Boyega plays Logan as one of those quietly honourable individuals who know that sometimes people just have to do the right thing, regardless of the hopelessness of the situation. Because otherwise, how do things get any better?


Logan is under few illusions about the challenges facing him as he seeks to detoxify the Met from within. One black person isn’t going to make a big difference. But perhaps it will make a small difference. And maybe one day all those small differences will start to add up.

The abuse he experiences from both his own British Jamaican community and his white colleagues is vitriolic. The kids on the street called him “Coconut” (white on the inside). Later, he is almost beaten to death by a robber when the white cops with whom he has previously clashed ignore his call for back-up. They’re not that bothered whether he lives or dies.
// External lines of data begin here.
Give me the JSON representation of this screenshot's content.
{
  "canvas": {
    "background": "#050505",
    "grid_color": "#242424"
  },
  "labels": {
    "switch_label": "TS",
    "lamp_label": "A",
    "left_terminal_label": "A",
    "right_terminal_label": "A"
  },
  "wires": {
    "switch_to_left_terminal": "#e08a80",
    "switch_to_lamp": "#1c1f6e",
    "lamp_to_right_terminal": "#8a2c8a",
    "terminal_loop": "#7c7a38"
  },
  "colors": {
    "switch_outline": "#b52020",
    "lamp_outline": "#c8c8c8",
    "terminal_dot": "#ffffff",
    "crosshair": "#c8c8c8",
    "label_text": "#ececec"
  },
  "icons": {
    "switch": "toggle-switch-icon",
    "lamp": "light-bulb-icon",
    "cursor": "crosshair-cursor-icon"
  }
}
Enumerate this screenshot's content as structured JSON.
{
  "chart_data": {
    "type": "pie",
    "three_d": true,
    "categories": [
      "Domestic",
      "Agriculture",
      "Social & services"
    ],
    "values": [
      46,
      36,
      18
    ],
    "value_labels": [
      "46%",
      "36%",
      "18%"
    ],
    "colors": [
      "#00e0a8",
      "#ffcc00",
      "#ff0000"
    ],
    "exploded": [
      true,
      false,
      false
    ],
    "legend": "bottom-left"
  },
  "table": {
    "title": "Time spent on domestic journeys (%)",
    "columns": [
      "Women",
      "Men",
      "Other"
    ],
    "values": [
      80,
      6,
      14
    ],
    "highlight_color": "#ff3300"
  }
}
The other source of tension is the relationship between Logan and his conservative Jamaican father Ken (Steve Toussaint). He is every bit as much a stickler for doing things correctly as his son. McQueen spells this out when Ken turns down the opportunity for a triple word score in Scrabble as it would involve spelling a mildly rude word.
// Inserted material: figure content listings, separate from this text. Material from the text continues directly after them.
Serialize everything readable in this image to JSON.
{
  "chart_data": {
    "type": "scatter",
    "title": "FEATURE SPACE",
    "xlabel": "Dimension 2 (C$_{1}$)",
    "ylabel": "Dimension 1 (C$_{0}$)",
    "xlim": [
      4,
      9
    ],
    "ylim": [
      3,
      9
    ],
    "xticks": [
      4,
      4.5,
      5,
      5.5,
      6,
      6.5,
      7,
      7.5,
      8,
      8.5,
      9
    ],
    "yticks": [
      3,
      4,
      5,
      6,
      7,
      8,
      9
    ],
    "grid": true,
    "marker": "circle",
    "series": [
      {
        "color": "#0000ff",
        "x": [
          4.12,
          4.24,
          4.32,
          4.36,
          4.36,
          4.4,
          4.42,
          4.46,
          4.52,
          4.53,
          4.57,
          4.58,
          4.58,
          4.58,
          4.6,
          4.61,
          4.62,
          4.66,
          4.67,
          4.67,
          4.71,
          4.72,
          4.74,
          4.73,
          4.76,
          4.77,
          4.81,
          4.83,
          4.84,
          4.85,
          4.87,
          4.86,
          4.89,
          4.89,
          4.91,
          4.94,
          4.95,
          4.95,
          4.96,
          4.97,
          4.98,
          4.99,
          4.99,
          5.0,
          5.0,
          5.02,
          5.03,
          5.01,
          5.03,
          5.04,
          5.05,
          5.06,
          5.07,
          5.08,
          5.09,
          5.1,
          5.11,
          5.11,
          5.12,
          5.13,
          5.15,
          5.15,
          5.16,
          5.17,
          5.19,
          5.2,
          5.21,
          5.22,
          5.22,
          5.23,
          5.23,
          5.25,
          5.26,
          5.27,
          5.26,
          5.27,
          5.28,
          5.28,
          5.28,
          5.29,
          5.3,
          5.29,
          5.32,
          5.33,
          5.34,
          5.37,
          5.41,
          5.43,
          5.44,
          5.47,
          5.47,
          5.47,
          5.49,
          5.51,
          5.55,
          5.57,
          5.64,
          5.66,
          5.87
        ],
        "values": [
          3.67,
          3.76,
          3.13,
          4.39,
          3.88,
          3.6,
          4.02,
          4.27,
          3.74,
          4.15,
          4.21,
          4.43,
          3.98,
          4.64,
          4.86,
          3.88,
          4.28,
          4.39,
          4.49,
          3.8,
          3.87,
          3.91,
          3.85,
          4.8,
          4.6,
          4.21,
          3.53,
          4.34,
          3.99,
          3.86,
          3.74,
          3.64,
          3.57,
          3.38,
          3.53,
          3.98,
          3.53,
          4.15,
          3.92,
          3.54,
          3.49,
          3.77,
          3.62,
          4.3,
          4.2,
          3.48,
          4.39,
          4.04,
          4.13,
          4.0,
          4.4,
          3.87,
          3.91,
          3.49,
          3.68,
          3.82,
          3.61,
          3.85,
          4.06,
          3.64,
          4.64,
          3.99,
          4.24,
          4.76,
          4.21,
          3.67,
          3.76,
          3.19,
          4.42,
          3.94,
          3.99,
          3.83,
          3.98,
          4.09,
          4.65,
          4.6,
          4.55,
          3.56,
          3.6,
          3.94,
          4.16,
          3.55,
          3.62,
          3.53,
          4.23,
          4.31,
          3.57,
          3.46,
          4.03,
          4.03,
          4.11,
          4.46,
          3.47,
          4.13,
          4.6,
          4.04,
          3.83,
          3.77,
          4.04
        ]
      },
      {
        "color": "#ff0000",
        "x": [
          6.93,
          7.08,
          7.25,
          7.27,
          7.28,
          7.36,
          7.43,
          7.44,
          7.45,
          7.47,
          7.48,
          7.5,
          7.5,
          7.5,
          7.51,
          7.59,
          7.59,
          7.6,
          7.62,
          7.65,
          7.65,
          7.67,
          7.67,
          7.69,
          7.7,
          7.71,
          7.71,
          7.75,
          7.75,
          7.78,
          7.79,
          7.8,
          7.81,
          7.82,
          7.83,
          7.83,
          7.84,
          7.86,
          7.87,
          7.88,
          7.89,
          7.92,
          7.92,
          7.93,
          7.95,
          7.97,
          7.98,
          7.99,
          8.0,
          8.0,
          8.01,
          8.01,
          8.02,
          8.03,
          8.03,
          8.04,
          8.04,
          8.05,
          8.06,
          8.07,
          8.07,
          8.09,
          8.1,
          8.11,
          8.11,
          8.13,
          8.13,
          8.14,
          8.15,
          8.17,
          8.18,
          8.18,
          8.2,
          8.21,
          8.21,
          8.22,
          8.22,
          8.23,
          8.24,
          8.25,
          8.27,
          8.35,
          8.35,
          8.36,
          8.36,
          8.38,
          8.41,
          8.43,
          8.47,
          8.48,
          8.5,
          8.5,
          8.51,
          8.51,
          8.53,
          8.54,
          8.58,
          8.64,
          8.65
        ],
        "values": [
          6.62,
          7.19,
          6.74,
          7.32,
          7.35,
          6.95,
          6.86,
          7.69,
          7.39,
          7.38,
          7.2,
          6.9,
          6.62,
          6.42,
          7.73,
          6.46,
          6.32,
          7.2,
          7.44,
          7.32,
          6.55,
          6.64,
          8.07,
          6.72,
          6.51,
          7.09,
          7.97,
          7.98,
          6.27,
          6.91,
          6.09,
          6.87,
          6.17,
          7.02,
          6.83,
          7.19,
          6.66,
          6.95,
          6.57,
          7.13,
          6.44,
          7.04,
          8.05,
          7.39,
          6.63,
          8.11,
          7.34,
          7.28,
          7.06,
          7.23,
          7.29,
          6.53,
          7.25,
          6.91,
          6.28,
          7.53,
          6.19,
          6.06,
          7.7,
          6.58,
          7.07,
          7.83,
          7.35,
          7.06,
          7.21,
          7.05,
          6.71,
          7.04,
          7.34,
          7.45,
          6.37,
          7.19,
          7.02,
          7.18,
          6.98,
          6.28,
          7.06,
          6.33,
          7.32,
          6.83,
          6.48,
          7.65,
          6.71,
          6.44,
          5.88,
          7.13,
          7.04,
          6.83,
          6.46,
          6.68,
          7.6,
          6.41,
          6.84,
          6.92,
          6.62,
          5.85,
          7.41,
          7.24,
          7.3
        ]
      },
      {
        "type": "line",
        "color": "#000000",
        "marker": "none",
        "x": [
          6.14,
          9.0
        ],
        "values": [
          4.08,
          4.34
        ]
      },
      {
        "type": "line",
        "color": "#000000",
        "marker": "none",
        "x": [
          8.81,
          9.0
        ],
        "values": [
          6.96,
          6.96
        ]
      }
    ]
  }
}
The difference is that he is a prisoner to his anger whereas Leroy understands the importance of channelling emotions into positive action. This is where the Hollywood version of Logan’s life would perhaps lean into the Shakespearean melodrama, framing the father-son conflict as an existential struggle between the generations.

McQueen, though, resists sermonising. In the end Leroy and Ken muddle through. As does Logan in his police career. The message is that in the real world there is a limit as to what can be achieved by any one person – even a remarkable person portrayed on the screen by Hollywood’s John Boyega. But Red, White and Blue also argues that it’s when the odds are against us, it is important to keep striving. That’s how decent people make the world better, even when the world wants to keep them down.